The major components of ECliPS are: Data Explorer, Rule (or Knowledge) Explorer, Inference Engine, Graphical Interface, Search and Reporting Facilities. In many respects ECliPS is similar to an typical expert or decision support system, but unlike other commercial expert systems, both the knowledge presentation and inference process in ECliPS are more transparent to the user, and it is much easier to use. In this section we describe the first two components, Data and Rule Explorers, which help to manage the data and knowledge bases, respectively. Other components will be briefly discussed in the next section that explains how the system arrives to its conclusions.
The Data Explorer (Fig. 1) organizes information about climate variables based on geographical hierarchy. The user can easily create his/her own geographical domain with the necessary level of details. The data for each climate variable is kept in a separate Excel file and the descriptive information in a Word file.

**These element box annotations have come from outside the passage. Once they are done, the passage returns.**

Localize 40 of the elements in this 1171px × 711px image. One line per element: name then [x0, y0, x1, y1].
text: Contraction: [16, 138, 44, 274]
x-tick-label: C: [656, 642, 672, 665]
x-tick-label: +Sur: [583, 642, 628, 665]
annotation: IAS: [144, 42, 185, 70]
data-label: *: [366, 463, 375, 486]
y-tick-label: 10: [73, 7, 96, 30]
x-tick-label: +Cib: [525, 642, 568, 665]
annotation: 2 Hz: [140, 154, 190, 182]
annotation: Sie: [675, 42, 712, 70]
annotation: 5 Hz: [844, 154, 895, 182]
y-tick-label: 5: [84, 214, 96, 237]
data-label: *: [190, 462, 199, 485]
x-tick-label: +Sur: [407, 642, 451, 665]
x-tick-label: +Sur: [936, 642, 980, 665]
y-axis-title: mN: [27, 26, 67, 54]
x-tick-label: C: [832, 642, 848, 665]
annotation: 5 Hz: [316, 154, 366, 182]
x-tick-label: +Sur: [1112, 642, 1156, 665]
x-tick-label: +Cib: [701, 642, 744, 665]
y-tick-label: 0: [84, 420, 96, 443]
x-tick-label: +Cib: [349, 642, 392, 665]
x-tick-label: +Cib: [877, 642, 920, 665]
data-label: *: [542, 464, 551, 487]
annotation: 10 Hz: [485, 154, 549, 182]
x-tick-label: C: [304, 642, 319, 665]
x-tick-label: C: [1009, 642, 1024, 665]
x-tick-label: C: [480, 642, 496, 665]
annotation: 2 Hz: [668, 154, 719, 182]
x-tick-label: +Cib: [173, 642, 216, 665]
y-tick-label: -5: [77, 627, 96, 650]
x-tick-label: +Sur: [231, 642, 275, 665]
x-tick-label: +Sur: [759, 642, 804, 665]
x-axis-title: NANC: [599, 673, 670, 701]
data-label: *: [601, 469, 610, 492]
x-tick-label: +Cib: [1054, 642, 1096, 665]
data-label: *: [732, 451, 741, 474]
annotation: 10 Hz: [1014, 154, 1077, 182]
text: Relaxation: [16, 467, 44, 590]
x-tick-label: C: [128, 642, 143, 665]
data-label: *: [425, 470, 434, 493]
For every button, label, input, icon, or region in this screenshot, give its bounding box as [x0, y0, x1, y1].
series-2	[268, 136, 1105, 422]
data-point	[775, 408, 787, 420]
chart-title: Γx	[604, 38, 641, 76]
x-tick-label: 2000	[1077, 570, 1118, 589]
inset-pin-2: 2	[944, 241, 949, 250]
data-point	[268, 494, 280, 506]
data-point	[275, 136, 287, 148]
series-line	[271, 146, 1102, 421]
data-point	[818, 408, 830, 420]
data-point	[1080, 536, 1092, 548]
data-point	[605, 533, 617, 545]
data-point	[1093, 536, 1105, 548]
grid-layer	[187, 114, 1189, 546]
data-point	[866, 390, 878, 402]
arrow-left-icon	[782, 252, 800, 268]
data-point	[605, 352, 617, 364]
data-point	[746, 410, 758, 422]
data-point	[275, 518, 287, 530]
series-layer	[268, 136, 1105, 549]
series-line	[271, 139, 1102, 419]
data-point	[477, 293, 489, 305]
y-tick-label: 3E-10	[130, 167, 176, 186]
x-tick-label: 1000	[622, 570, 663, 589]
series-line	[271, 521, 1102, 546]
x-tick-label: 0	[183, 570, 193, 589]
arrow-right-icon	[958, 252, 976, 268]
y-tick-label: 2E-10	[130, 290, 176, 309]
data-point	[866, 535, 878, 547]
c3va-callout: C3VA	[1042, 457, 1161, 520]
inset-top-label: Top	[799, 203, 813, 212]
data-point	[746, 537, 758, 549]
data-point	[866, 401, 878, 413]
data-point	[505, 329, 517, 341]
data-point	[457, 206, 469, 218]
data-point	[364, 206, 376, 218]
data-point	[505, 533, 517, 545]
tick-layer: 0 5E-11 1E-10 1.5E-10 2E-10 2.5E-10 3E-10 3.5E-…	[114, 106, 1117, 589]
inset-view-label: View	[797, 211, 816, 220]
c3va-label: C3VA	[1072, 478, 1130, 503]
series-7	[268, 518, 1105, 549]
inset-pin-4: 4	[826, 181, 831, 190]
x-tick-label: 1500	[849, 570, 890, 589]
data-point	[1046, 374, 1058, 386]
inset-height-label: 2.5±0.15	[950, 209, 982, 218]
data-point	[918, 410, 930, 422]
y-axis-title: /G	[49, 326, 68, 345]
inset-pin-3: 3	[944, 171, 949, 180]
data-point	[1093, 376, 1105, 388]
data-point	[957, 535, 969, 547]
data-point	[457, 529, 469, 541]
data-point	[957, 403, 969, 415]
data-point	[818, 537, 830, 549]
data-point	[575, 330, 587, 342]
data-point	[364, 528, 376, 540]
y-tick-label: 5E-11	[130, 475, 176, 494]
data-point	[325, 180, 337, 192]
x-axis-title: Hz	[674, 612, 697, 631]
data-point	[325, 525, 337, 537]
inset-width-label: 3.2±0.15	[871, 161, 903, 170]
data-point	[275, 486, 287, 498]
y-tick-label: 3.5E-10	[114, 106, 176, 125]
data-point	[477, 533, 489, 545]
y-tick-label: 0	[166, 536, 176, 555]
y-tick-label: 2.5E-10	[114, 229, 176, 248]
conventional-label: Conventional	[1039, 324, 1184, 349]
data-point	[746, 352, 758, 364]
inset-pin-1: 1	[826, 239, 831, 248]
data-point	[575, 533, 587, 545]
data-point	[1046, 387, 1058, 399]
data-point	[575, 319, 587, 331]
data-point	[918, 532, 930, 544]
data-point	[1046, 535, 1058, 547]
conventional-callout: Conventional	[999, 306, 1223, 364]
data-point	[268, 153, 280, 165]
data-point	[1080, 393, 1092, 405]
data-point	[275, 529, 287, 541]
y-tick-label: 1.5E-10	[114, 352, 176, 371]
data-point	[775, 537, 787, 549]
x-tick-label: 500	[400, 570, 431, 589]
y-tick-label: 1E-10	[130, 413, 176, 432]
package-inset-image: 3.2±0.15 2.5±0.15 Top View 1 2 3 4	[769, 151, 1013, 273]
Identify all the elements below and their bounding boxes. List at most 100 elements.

Each variable has four attributes: name, region, season/month, and base period against which the anomalies are calculated (Fig. 2). The data can be presented as a set of numerical values and/or classes (categories), including fuzzy sets, with the corresponding degrees of membership (Fig. 3). The Data Explorer also allows the user to see a list of rules, in which the selected variable is used either as predictand or predictor (Fig. 4). This is a quick and convenient way to estimate the role of the variable in the knowledge domain, which in our case is (ultimately) the entire climate system. It also significantly simplifies the construction of a complex forecasting project with multiple links.

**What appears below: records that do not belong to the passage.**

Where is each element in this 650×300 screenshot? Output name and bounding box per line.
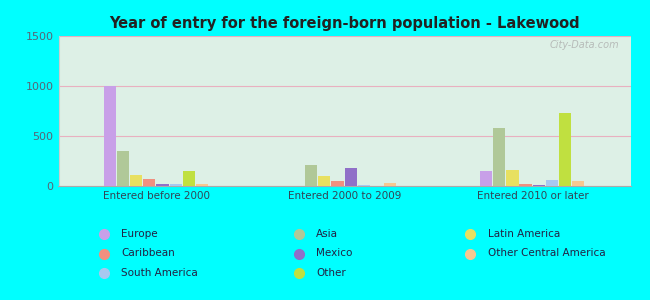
Bar — [480, 170, 492, 186]
Bar — [157, 184, 168, 186]
Bar — [532, 185, 545, 186]
Bar — [344, 167, 357, 186]
Text: South America: South America — [122, 268, 198, 278]
Text: Caribbean: Caribbean — [122, 248, 175, 259]
Bar — [183, 171, 195, 186]
Bar — [170, 184, 182, 186]
Text: Latin America: Latin America — [488, 229, 560, 239]
Text: Mexico: Mexico — [316, 248, 352, 259]
Bar — [117, 151, 129, 186]
Text: Europe: Europe — [122, 229, 158, 239]
Bar — [358, 185, 370, 186]
Text: Asia: Asia — [316, 229, 338, 239]
Bar — [130, 175, 142, 186]
Text: Other: Other — [316, 268, 346, 278]
Bar — [572, 181, 584, 186]
Bar — [384, 182, 396, 186]
Text: Other Central America: Other Central America — [488, 248, 605, 259]
Title: Year of entry for the foreign-born population - Lakewood: Year of entry for the foreign-born popul… — [109, 16, 580, 31]
Bar — [143, 179, 155, 186]
Bar — [196, 184, 208, 186]
Bar — [506, 170, 519, 186]
Bar — [305, 164, 317, 186]
Bar — [546, 179, 558, 186]
Bar — [519, 184, 532, 186]
Bar — [559, 113, 571, 186]
Bar — [493, 128, 506, 186]
Bar — [103, 86, 116, 186]
Bar — [318, 176, 330, 186]
Text: City-Data.com: City-Data.com — [549, 40, 619, 50]
Bar — [332, 181, 344, 186]
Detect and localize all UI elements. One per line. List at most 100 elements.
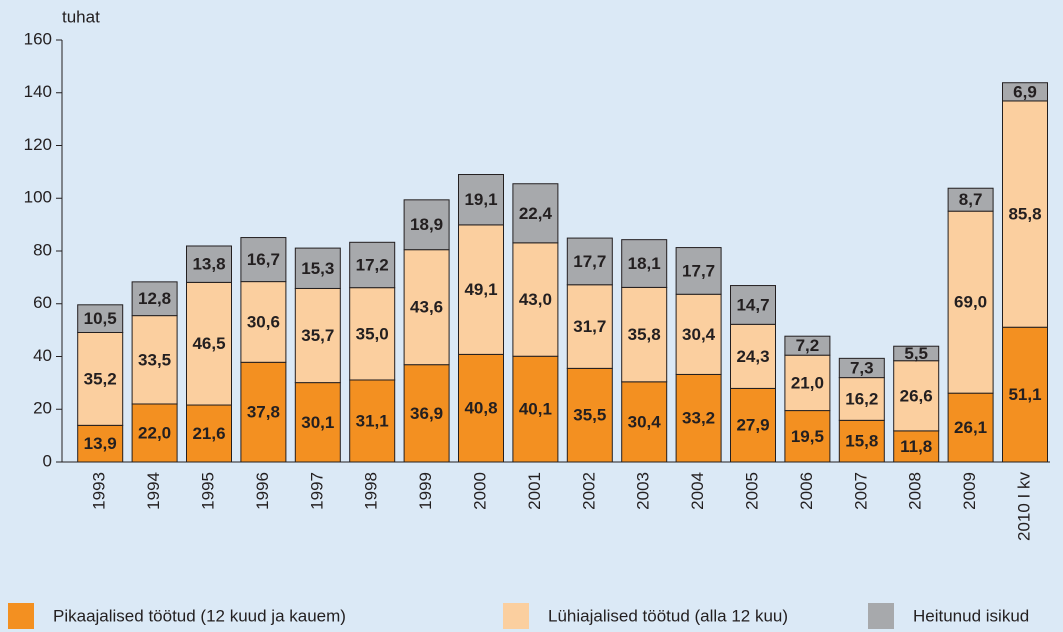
bar-segment xyxy=(403,364,450,463)
x-tick-label: 1994 xyxy=(144,472,163,510)
value-label: 17,7 xyxy=(682,261,715,280)
value-label: 36,9 xyxy=(410,404,443,423)
value-label: 22,4 xyxy=(519,204,553,223)
bar-segment xyxy=(240,237,287,283)
legend-swatch xyxy=(503,603,529,629)
value-label: 15,8 xyxy=(845,432,878,451)
legend-label: Lühiajalised töötud (alla 12 kuu) xyxy=(548,606,788,625)
legend-label: Heitunud isikud xyxy=(913,606,1029,625)
bar-segment xyxy=(403,199,450,251)
bar-segment xyxy=(566,284,613,369)
bar-segment xyxy=(621,239,668,288)
x-tick-label: 2002 xyxy=(579,472,598,510)
value-label: 31,7 xyxy=(573,317,606,336)
x-tick-label: 1993 xyxy=(90,472,109,510)
value-label: 37,8 xyxy=(247,403,280,422)
bar-segment xyxy=(1002,100,1048,328)
bar-segment xyxy=(77,424,124,463)
value-label: 40,1 xyxy=(519,400,552,419)
x-tick-label: 2001 xyxy=(525,472,544,510)
bar-segment xyxy=(947,392,994,463)
bar-segment xyxy=(349,287,396,381)
x-tick-label: 2010 I kv xyxy=(1014,472,1033,541)
value-label: 19,1 xyxy=(464,190,497,209)
bar-segment xyxy=(240,281,287,363)
bar-segment xyxy=(1002,82,1048,102)
value-label: 51,1 xyxy=(1008,385,1041,404)
y-tick-label: 80 xyxy=(33,240,52,259)
bar-segment xyxy=(458,224,504,355)
y-tick-label: 120 xyxy=(24,135,52,154)
value-label: 17,2 xyxy=(356,255,389,274)
y-tick-label: 20 xyxy=(33,399,52,418)
bar-segment xyxy=(403,249,450,366)
x-tick-label: 2003 xyxy=(634,472,653,510)
bar-segment xyxy=(349,379,396,463)
value-label: 26,1 xyxy=(954,418,987,437)
value-label: 31,1 xyxy=(356,411,389,430)
x-tick-label: 2007 xyxy=(851,472,870,510)
bar-segment xyxy=(893,430,940,463)
y-axis-label: tuhat xyxy=(62,7,100,26)
value-label: 17,7 xyxy=(573,252,606,271)
legend-swatch xyxy=(8,603,34,629)
value-label: 30,1 xyxy=(301,413,334,432)
value-label: 40,8 xyxy=(464,399,497,418)
value-label: 33,2 xyxy=(682,409,715,428)
bar-segment xyxy=(893,345,940,362)
value-label: 7,3 xyxy=(850,358,874,377)
value-label: 30,4 xyxy=(682,325,716,344)
x-tick-label: 2009 xyxy=(960,472,979,510)
y-tick-label: 40 xyxy=(33,346,52,365)
value-label: 21,6 xyxy=(192,424,225,443)
y-tick-label: 0 xyxy=(43,451,52,470)
value-label: 16,2 xyxy=(845,389,878,408)
bar-segment xyxy=(1002,326,1048,463)
bar-segment xyxy=(186,245,232,283)
bar-segment xyxy=(566,367,613,463)
value-label: 18,1 xyxy=(628,254,661,273)
value-label: 15,3 xyxy=(301,259,334,278)
value-label: 13,9 xyxy=(84,434,117,453)
bar-segment xyxy=(186,404,232,463)
bar-segment xyxy=(186,281,232,406)
bar-segment xyxy=(349,241,396,289)
value-label: 22,0 xyxy=(138,423,171,442)
bar-segment xyxy=(294,247,341,289)
bar-segment xyxy=(730,285,776,325)
value-label: 35,5 xyxy=(573,406,606,425)
x-tick-label: 1996 xyxy=(253,472,272,510)
value-label: 30,4 xyxy=(628,412,662,431)
bar-segment xyxy=(893,360,940,432)
x-tick-label: 2008 xyxy=(906,472,925,510)
value-label: 19,5 xyxy=(791,427,824,446)
value-label: 21,0 xyxy=(791,373,824,392)
value-label: 8,7 xyxy=(959,190,983,209)
bar-segment xyxy=(730,323,776,389)
value-label: 43,6 xyxy=(410,298,443,317)
value-label: 85,8 xyxy=(1008,205,1041,224)
value-label: 46,5 xyxy=(192,334,225,353)
value-label: 35,7 xyxy=(301,326,334,345)
value-label: 35,0 xyxy=(356,324,389,343)
value-label: 35,8 xyxy=(628,325,661,344)
value-label: 69,0 xyxy=(954,293,987,312)
bar-segment xyxy=(784,335,831,356)
bar-segment xyxy=(294,287,341,384)
value-label: 33,5 xyxy=(138,350,171,369)
x-tick-label: 2000 xyxy=(470,472,489,510)
value-label: 49,1 xyxy=(464,280,497,299)
bar-segment xyxy=(131,315,178,405)
x-tick-label: 1997 xyxy=(307,472,326,510)
x-tick-label: 2006 xyxy=(797,472,816,510)
bar-segment xyxy=(458,353,504,463)
bar-segment xyxy=(838,357,885,379)
value-label: 6,9 xyxy=(1013,82,1037,101)
value-label: 26,6 xyxy=(900,386,933,405)
bar-segment xyxy=(784,410,831,463)
bar-segment xyxy=(512,183,559,244)
value-label: 14,7 xyxy=(736,295,769,314)
x-tick-label: 1999 xyxy=(416,472,435,510)
value-label: 27,9 xyxy=(736,416,769,435)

The domain knowledge in ECliPS is presented as a set of rules. Most commonly, the rules are in the IF-THEN form. For example, a rule may look like
IF ENSO event = warm,
AND Aleutian low circulation type = W1,
THEN winter SAT in the Bering Sea = above normal;
CF = 50.
Here CF is the confidence factor for the rule. Despite the simplicity, this type of rules is very powerful and versatile in expressing relationships between climate variables.
It is important to note that the data and code for each rule are placed in a separate Excel file. This provides substantial flexibility in preparing a rule for the knowledge base. In most cases it would be suffice to use a provided template (such as the one in Fig. 5), where the user can simply fill in the table. The advanced users, however, who are familiar with Visual Basic for Excel, can write their own code. Another advantage of this rule information storage is that the user can easily experiment with each rule separately and develop a better feeling of confidence in it.
Common management tasks, such as inserting new rule, editing (Fig. 6), deleting, sorting, etc., are performed using the Rule Explorer (Fig. 7). The number of variables in the IF part of a rule is unlimited.